The second day of ACM Multimedia 2013 was stuffed with challenges and competitions.
The Multimedia Grand Challenge is a plenary session in which researchers present in a very fast-paced manner (5-6 minutes) their solutions to a number of challenges proposed by firms like Yahoo!, Microsoft, Technicolor, Huawei and such.
These challenges are indeed quite grand: think about how to solve large-scale Flickr-tag Image Classification on 2 millions of images (proposed by Yahoo!), providing rich multimedia retrieval from query videos (proposed by Technicolor), finding beautiful shots in videos (proposed by NHK) or develop a web scale image retrieval system for Bing (proposed by Microsoft).

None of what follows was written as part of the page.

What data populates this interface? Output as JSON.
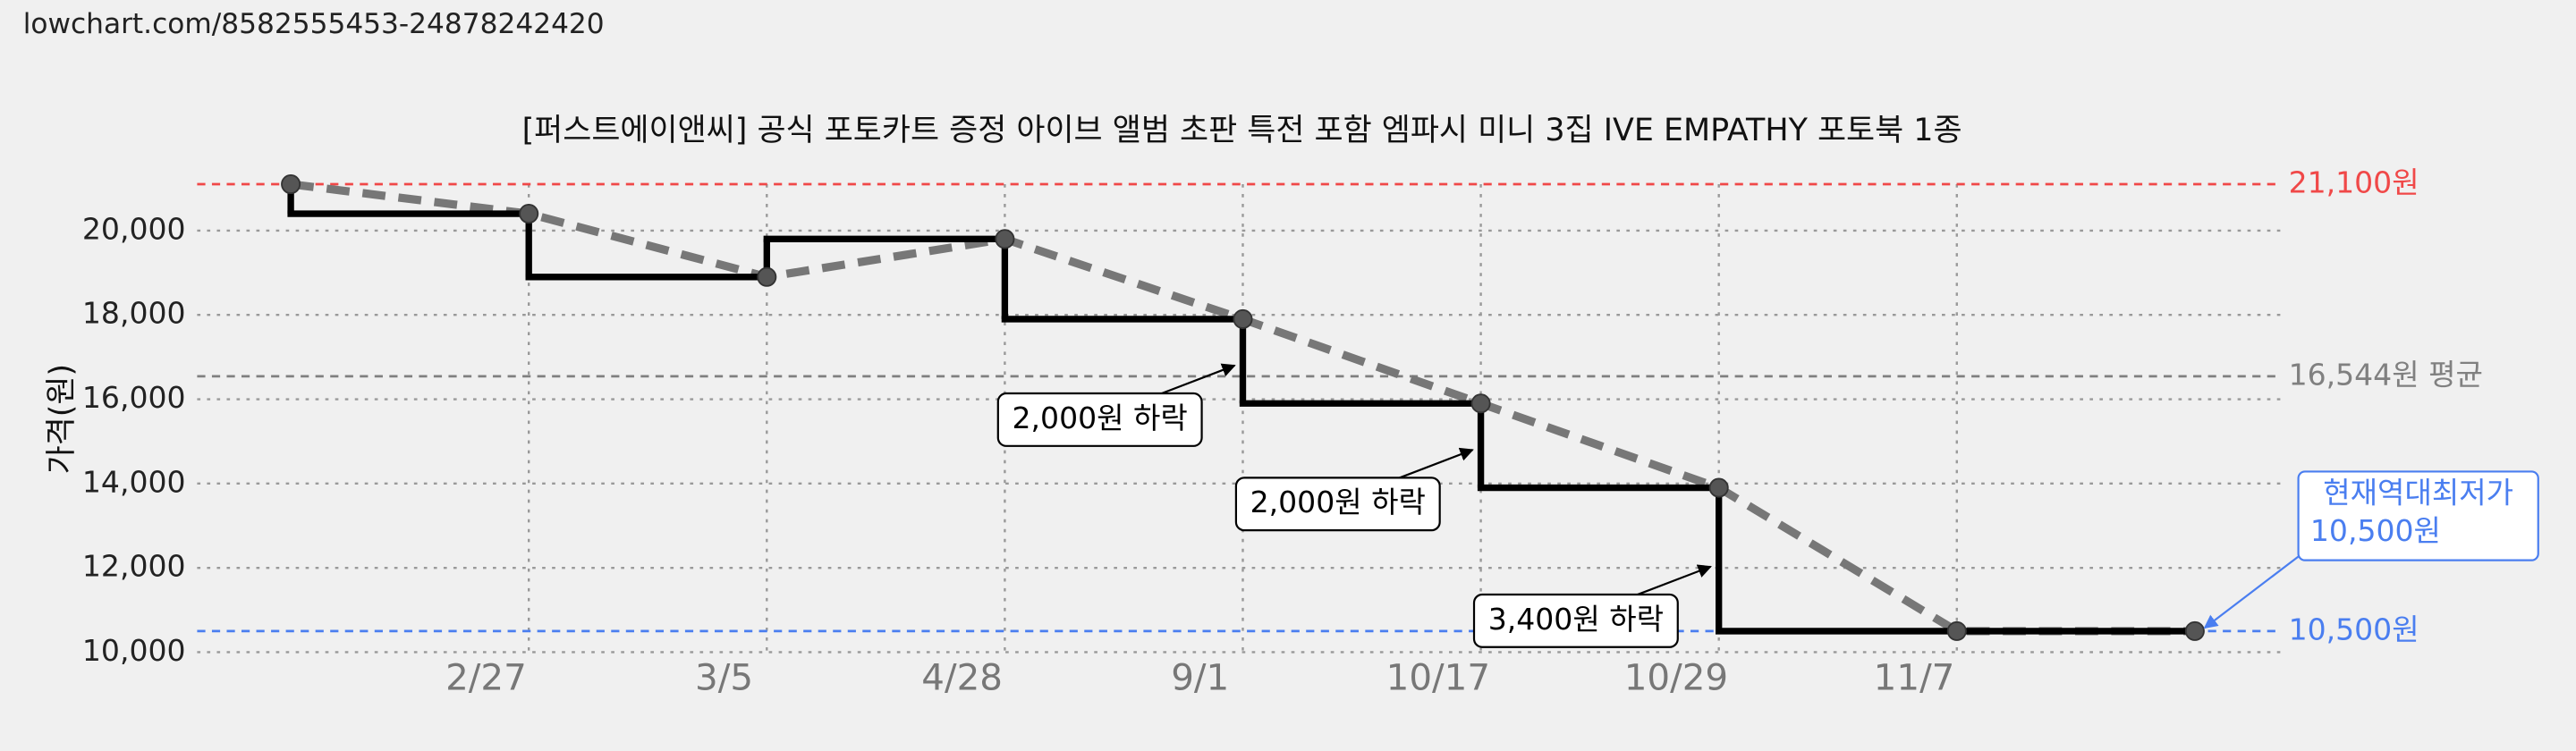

Regarding the Bing challenge task I'd like to highlight that Microsoft has done soething thst's quite unusual and extremy useful for the scientific community: they have provided Bing query logs and infomation about user clicks. The dataset is still available for future development.

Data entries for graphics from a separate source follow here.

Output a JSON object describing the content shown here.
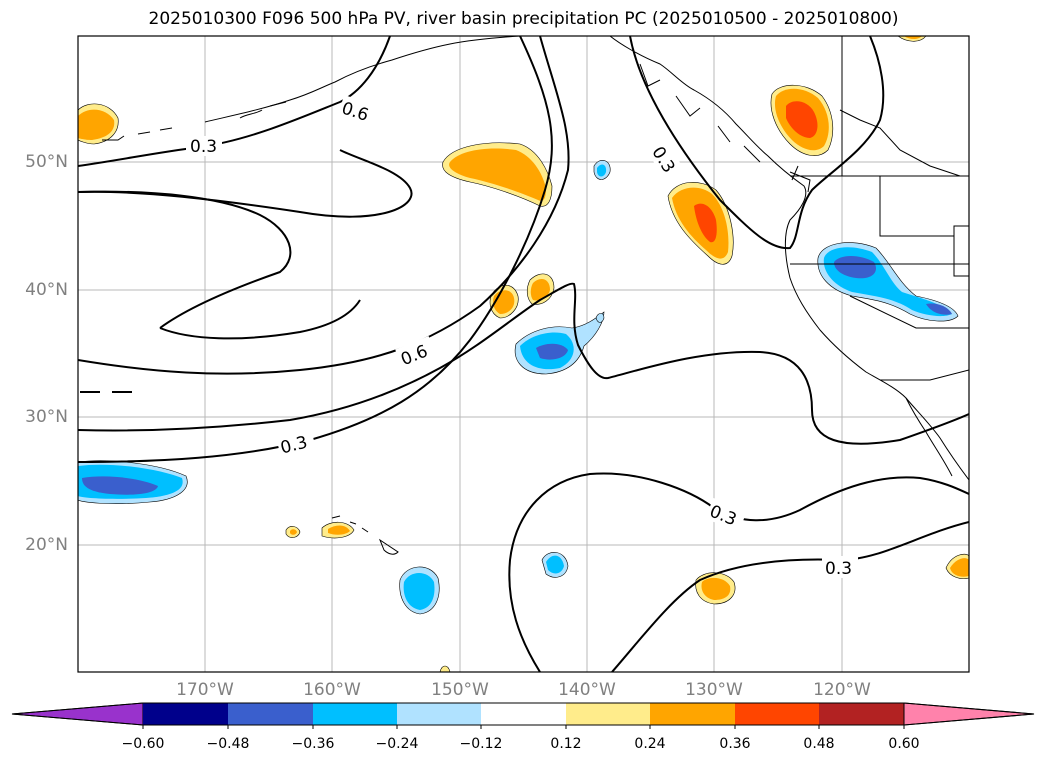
{
  "title": "2025010300 F096 500 hPa PV, river basin precipitation PC (2025010500 - 2025010800)",
  "lat_labels": [
    "50°N",
    "40°N",
    "30°N",
    "20°N"
  ],
  "lon_labels": [
    "170°W",
    "160°W",
    "150°W",
    "140°W",
    "130°W",
    "120°W"
  ],
  "contour_labels": [
    "0.3",
    "0.6",
    "0.3",
    "0.6",
    "0.3",
    "0.3",
    "0.3"
  ],
  "colorbar": {
    "tick_labels": [
      "−0.60",
      "−0.48",
      "−0.36",
      "−0.24",
      "−0.12",
      "0.12",
      "0.24",
      "0.36",
      "0.48",
      "0.60"
    ],
    "colors": [
      "#9932cc",
      "#00008b",
      "#3a5fcd",
      "#00bfff",
      "#b0e2ff",
      "#ffffff",
      "#ffec8b",
      "#ffa500",
      "#ff4500",
      "#b22222",
      "#ff82ab"
    ]
  },
  "colors": {
    "neg_light": "#b0e2ff",
    "neg_mid": "#00bfff",
    "neg_dark": "#3a5fcd",
    "pos_light": "#ffec8b",
    "pos_mid": "#ffa500",
    "pos_dark": "#ff4500"
  }
}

Of the proposed solutions the one I liked more (and that got the second prize) is presented in "Towards a Comprehensive Computational Model for Aesthetic Assessment of Videos". The authors have proposed an approach that uses an aesthetic model emphasizing psycho-visual statistics extracted from multiple levels, in contrast with more typical approaches that relay on sets of visual concept classifiers. In particular, in the middle level of the system, a new large scale visual sentiment ontology (and associated detectors - >1200) is used. Details on this ontology can be found in the "Large-scale Visual Sentiment Ontology and Detectors Using Adjective Noun Pairs" paper that has been presented in the "Brave new Topics: Social and Cognitive Aspects" session.